わずか3秒の声で、あなたをコピー。
AIの音声合成といえば、ElevenLabsやDeepgramのようなAPIサービスが目立ってきましたが、公開TTSモデルそのものはすでに存在していました。そんな市場に、Mistral AIがオープンウェイトモデルの新顔を投入してきた、とTechCrunchが伝えています。
フランスのAIスタートアップMistral AIは3月23日、テキストから音声を生成するオープンウェイトモデル「Voxtral TTS」を公開しました。Mistralはこれを自社初のTTSモデルと説明しており、Hugging Faceのモデルカードでは「frontier, open-weights text-to-speech model」と表現しています。
アーキテクチャは3つのコンポーネントで構成。3.4BパラメータのTransformerデコーダを骨格に、390MパラメータのFlow-Matching音響Transformer、そして300Mパラメータのニューラルオーディオコーデックを組み合わせた、合計約4.1Bパラメータです。
性能面では、Mistralの公式ブログと研究論文、モデルカードによると、500文字のテキストと10秒の参照音声という条件でモデル遅延は70ミリ秒、RTFは0.103、つまり実時間の約9.7倍だそうです。公式ドキュメントでは低モデル遅延を約90ミリ秒としつつ、APIのTTFAはPCMで約0.8秒、MP3で約3秒と案内。対応言語は英語、フランス語、ドイツ語、スペイン語、オランダ語、ポルトガル語、イタリア語、ヒンディー語、アラビア語の9言語です。
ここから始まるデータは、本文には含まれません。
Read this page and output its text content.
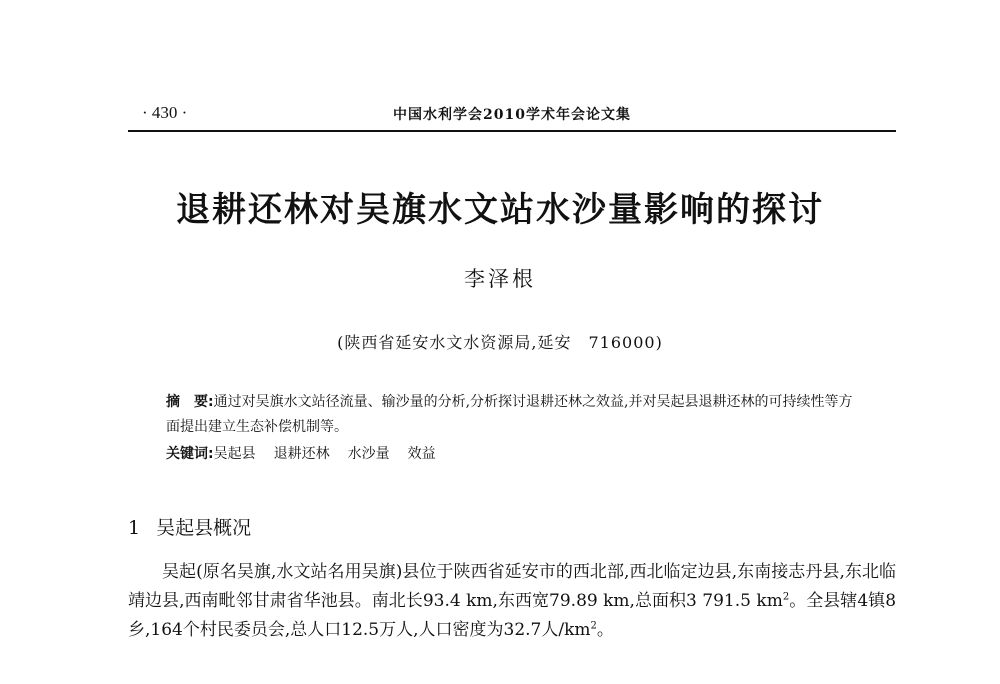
· 430 ·	中国水利学会2010学术年会论文集
退耕还林对吴旗水文站水沙量影响的探讨
李泽根
(陕西省延安水文水资源局,延安　716000)
摘　要:通过对吴旗水文站径流量、输沙量的分析,分析探讨退耕还林之效益,并对吴起县退耕还林的可持续性等方面提出建立生态补偿机制等。
关键词:吴起县 退耕还林 水沙量 效益
1 吴起县概况
吴起(原名吴旗,水文站名用吴旗)县位于陕西省延安市的西北部,西北临定边县,东南接志丹县,东北临靖边县,西南毗邻甘肃省华池县。南北长93.4 km,东西宽79.89 km,总面积3 791.5 $km^2$。全县辖4镇8乡,164个村民委员会,总人口12.5万人,人口密度为32.7人$/km^2$。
注目すべきは音声クローン機能でしょう。公式ブログと研究論文では3秒、公式ドキュメントでは2〜3秒程度の参照音声からゼロショット音声クローニングが可能だといいます。一方で、アーキテクチャ説明では5〜25秒の音声プロンプトを前提にしているのだとか。微妙なアクセントや抑揚、さらには言いよどみまで反映できるとMistralは説明しており、言語をまたいでも声の特徴を保つクロスリンガル音声適応も示しています。